TUTTO IL MONDO È UN PALCOSCENICO (IN BIANCO E NERO)
Così, spogliato dalla fitta rete dei rimandi di Shakespeare alla sua situazione storica (gli spettatori suoi contemporanei riconoscevano nella discendenza di Banquo la legittimità del proprio re Giacomo I), la tragedia di Macbeth è qui astorica, immersa nel bianco lattiginoso della nebbia scozzese o persa nella geometria affilata del palazzo di Macbeth, e i personaggi sono isolati, lasciati a sé stessi ad affrontare la propria psiche afflitta dalle conseguenze dei propri gesti. Se in Amleto la tragedia è in divenire, scandita dall indecisione paralizzante del suo protagonista, in Macbeth è tutto già avvenuto, e ai protagonisti, intrappolati nelle incomprensibili reti del destino, non resta che raccogliere i frutti del Male da loro stessi seminati. Una contraddizione esistenziale su cui l’adattamento di Joel Coen costruisce un’intera rete di simbologie, richiami simbolici e analogie cinefile, dal più ovvio Bergman (la strega che indossa il mantello sul campo di battaglia non può non ricordare la Morte de Il Settimo Sigillo) al Dreyer de La Passione di Giovanna d’Arco, tutti ripresi nello splendido bianco e nero di Bruno Delbonnel.
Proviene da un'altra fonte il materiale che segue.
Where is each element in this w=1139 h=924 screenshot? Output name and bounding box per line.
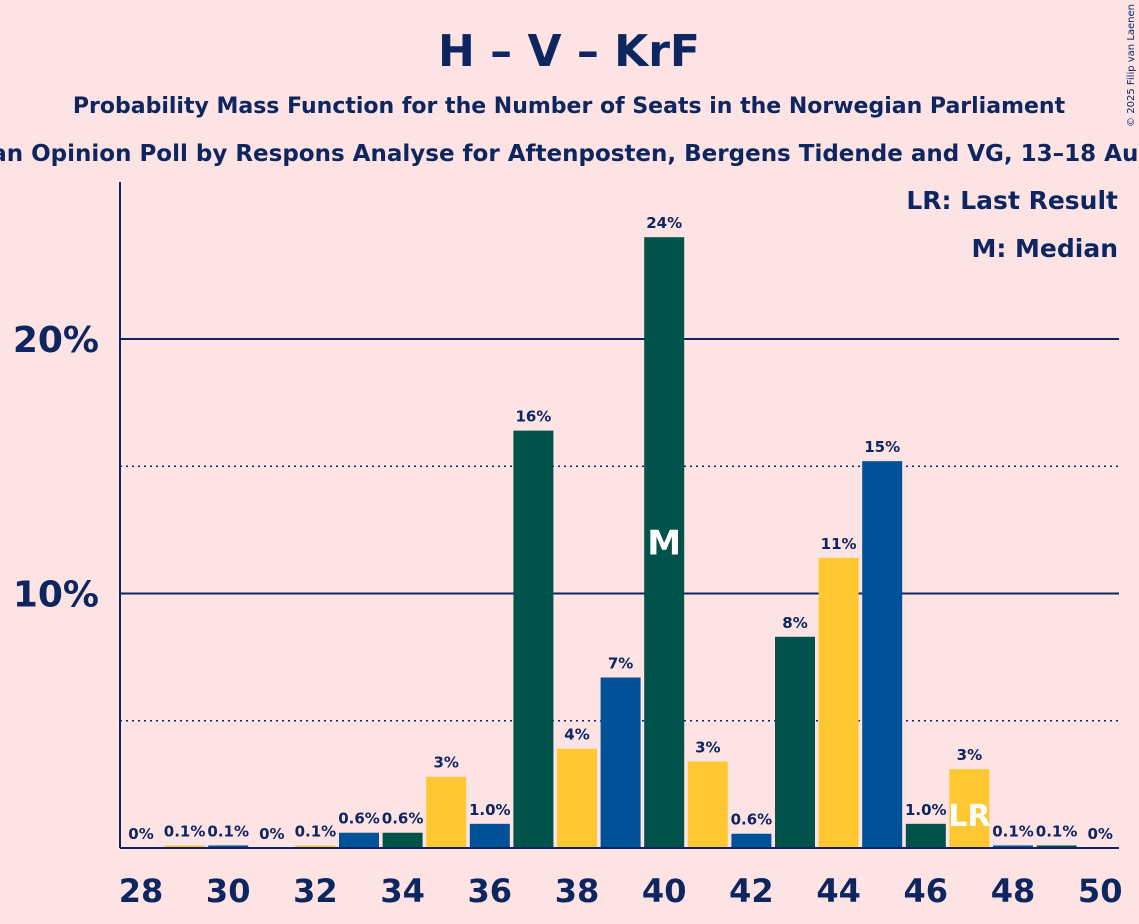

UNA STORIA PIENA DI STREPITO E FURIA
Macbeth di Joel Coen è quindi un adattamento nel senso migliore del termine, nonché uno dei migliori adattamenti cinematografici Shakespeariani a oggi. Un adattamento allo stesso tempo personale e universale, che non snatura il testo pur adattandolo alla sensibilità estetica e cinefila contemporanea.